Hiszpanie chcą zatrzymać referendum w Katalonii. Grożą nawet więzieniem
Hiszpański prokurator generalny Jose Manuel Maza polecił katalońskim prokuratorom, by postawili w stan oskarżenia wszystkich burmistrzów z Katalonii, którzy chcą udostępnić lokale na referendum ws. niepodległości tego regionu. Zagroził ich aresztowaniem.
13.09.2017 16:21
Maza zalecił, by katalońscy prokuratorzy "wezwali burmistrzów w charakterze oskarżonych". Jeśli ci się nie stawią, ma zostać wydany nakaz ich aresztowania.
Agencje informują, że chodzi o ponad 700 burmistrzów.
Władze Katalonii planują przeprowadzenie 1 października referendum niepodległościowego, co zdaniem władz centralnych jest niezgodne z konstytucją. Trybunał Konstytucyjny orzekł, że przyjęta przez parlament Katalonii ustawa umożliwiająca rozpisanie referendum ws. secesji regionu jest niezgodna z prawem oraz zawiesił przyjęty przez regionalny parlament Katalonii tzw. Akt Przejściowy, regulujący ramy prawne dla okresu przejściowego po plebiscycie.
Również w środę hiszpański król Filip VI oświadczył, że "demokratyczne współistnienie", które udało się w Hiszpanii osiągnąć na drodze "wielu poświęceń", "możliwe jest tylko wówczas, gdy prawa, które je regulują i organizują, są przestrzegane przez obywateli i instytucje. Jeśli prawa i wolności obywateli są chronione i szanowane przez władze publiczne". - Dlatego jestem pewien, że przed tymi, którzy stawiają się poza porządkiem konstytucyjnym i dzielą społeczeństwo, prawa wszystkich Hiszpanów będą chronione, a wolności wszystkich obywateli będą zagwarantowane i bezpieczne - dodał monarcha.
Burmistrzowie chcą pomóc
W piątek kataloński rząd Carlesa Puigdemonta informował, że już wtedy 560 burmistrzów gmin miejskich Katalonii, spośród wszystkich 948 istniejących w tym regionie autonomicznym, zadeklarowało pomoc w organizacji referendum. Wówczas, dzień po rozpoczęciu zapisów, zgłosiło się do pomocy przy plebiscycie także blisko 17 tys. wolontariuszy.

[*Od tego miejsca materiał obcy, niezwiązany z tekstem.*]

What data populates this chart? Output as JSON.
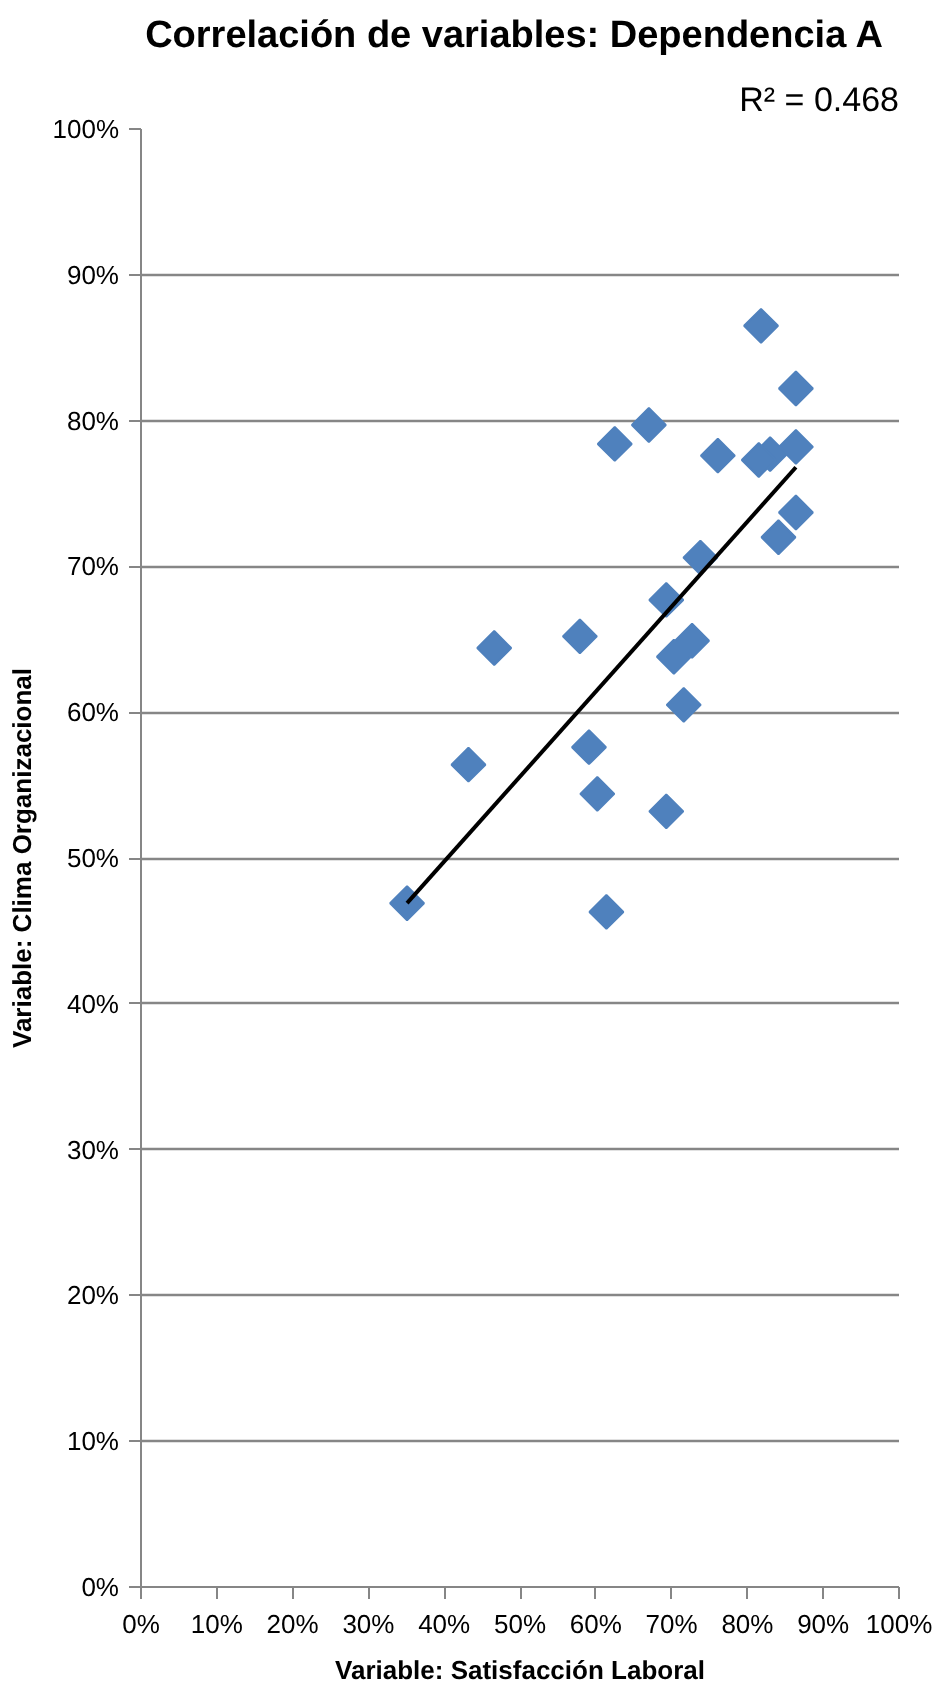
{
  "chart_data": {
    "type": "scatter",
    "title": "Correlación de variables:  Dependencia A",
    "xlabel": "Variable: Satisfacción Laboral",
    "ylabel": "Variable: Clima Organizacional",
    "annotations": [
      "R² = 0.468"
    ],
    "x": [
      0.864,
      0.864,
      0.864,
      0.841,
      0.83,
      0.818,
      0.815,
      0.761,
      0.738,
      0.727,
      0.716,
      0.703,
      0.693,
      0.693,
      0.67,
      0.625,
      0.614,
      0.602,
      0.591,
      0.579,
      0.466,
      0.432,
      0.351
    ],
    "series": [
      {
        "color": "#4f81bd",
        "marker": "diamond",
        "values": [
          0.822,
          0.782,
          0.737,
          0.72,
          0.777,
          0.865,
          0.773,
          0.776,
          0.706,
          0.649,
          0.605,
          0.638,
          0.677,
          0.532,
          0.797,
          0.784,
          0.463,
          0.544,
          0.576,
          0.652,
          0.644,
          0.564,
          0.469
        ]
      },
      {
        "type": "line",
        "color": "#000000",
        "marker": "none",
        "line_style": "solid",
        "x": [
          0.351,
          0.864
        ],
        "values": [
          0.469,
          0.768
        ]
      }
    ],
    "xlim": [
      0,
      1
    ],
    "ylim": [
      0,
      1
    ],
    "xticks": [
      {
        "value": 0,
        "label": "0%"
      },
      {
        "value": 0.1,
        "label": "10%"
      },
      {
        "value": 0.2,
        "label": "20%"
      },
      {
        "value": 0.3,
        "label": "30%"
      },
      {
        "value": 0.4,
        "label": "40%"
      },
      {
        "value": 0.5,
        "label": "50%"
      },
      {
        "value": 0.6,
        "label": "60%"
      },
      {
        "value": 0.7,
        "label": "70%"
      },
      {
        "value": 0.8,
        "label": "80%"
      },
      {
        "value": 0.9,
        "label": "90%"
      },
      {
        "value": 1,
        "label": "100%"
      }
    ],
    "yticks": [
      {
        "value": 0,
        "label": "0%"
      },
      {
        "value": 0.1,
        "label": "10%"
      },
      {
        "value": 0.2,
        "label": "20%"
      },
      {
        "value": 0.3,
        "label": "30%"
      },
      {
        "value": 0.4,
        "label": "40%"
      },
      {
        "value": 0.5,
        "label": "50%"
      },
      {
        "value": 0.6,
        "label": "60%"
      },
      {
        "value": 0.7,
        "label": "70%"
      },
      {
        "value": 0.8,
        "label": "80%"
      },
      {
        "value": 0.9,
        "label": "90%"
      },
      {
        "value": 1,
        "label": "100%"
      }
    ],
    "grid": "y"
  }
}
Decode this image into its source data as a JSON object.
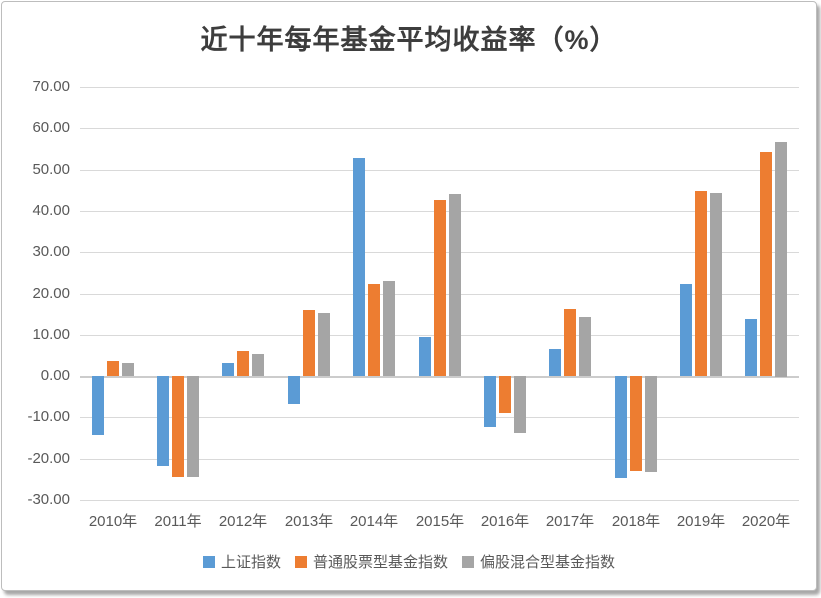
{
  "title": "近十年每年基金平均收益率（%）",
  "chart_data": {
    "type": "bar",
    "title": "近十年每年基金平均收益率（%）",
    "categories": [
      "2010年",
      "2011年",
      "2012年",
      "2013年",
      "2014年",
      "2015年",
      "2016年",
      "2017年",
      "2018年",
      "2019年",
      "2020年"
    ],
    "series": [
      {
        "name": "上证指数",
        "color": "#5B9BD5",
        "values": [
          -14.31,
          -21.68,
          3.17,
          -6.75,
          52.87,
          9.41,
          -12.31,
          6.56,
          -24.59,
          22.3,
          13.87
        ]
      },
      {
        "name": "普通股票型基金指数",
        "color": "#ED7D31",
        "values": [
          3.7,
          -24.4,
          6.1,
          16.0,
          22.2,
          42.6,
          -8.9,
          16.2,
          -23.1,
          44.8,
          54.2
        ]
      },
      {
        "name": "偏股混合型基金指数",
        "color": "#A5A5A5",
        "values": [
          3.1,
          -24.5,
          5.4,
          15.2,
          23.0,
          44.1,
          -13.7,
          14.2,
          -23.3,
          44.4,
          56.8
        ]
      }
    ],
    "ylim": [
      -30,
      70
    ],
    "ytick_values": [
      70,
      60,
      50,
      40,
      30,
      20,
      10,
      0,
      -10,
      -20,
      -30
    ],
    "ytick_labels": [
      "70.00",
      "60.00",
      "50.00",
      "40.00",
      "30.00",
      "20.00",
      "10.00",
      "0.00",
      "-10.00",
      "-20.00",
      "-30.00"
    ],
    "xlabel": "",
    "ylabel": "",
    "grid": true,
    "legend_position": "bottom",
    "gridline_color": "#D9D9D9",
    "axis_text_color": "#595959"
  }
}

Zgodnie z Aktem Przejściowym, który parlament Katalonii przyjął na początku września i który miałby obowiązywać w przypadku wygrania opcji niepodległościowej, kataloński premier Puigdemont zostałby automatycznie prezydentem nowego kraju, a niebawem przeprowadzono by tam wybory parlamentarne. Deputowani mieliby rok na przyjęcie konstytucji Katalonii. Nowy parlament zadecydowałby też, czy stacjonujące tam wojska Hiszpanii mogłyby opuścić terytorium nowego kraju.
Mimo protestów władz centralnych przedstawiciele katalońskiego rządu zapewniają, że "do głosowania dojdzie". Z kolei rząd w Madrycie pracuje nad zablokowaniem plebiscytu bez użycia siły. Według dziennika "El Pais" wśród form uniemożliwienia organizacji plebiscytu jest konfiskata urn, kart do głosowania oraz protokołów komisji wyborczych.
Prokurator generalny informował wcześniej, że skieruje do sądu pozew przeciwko premierowi Katalonii i jego ministrom, którzy są odpowiedzialni za organizację referendum.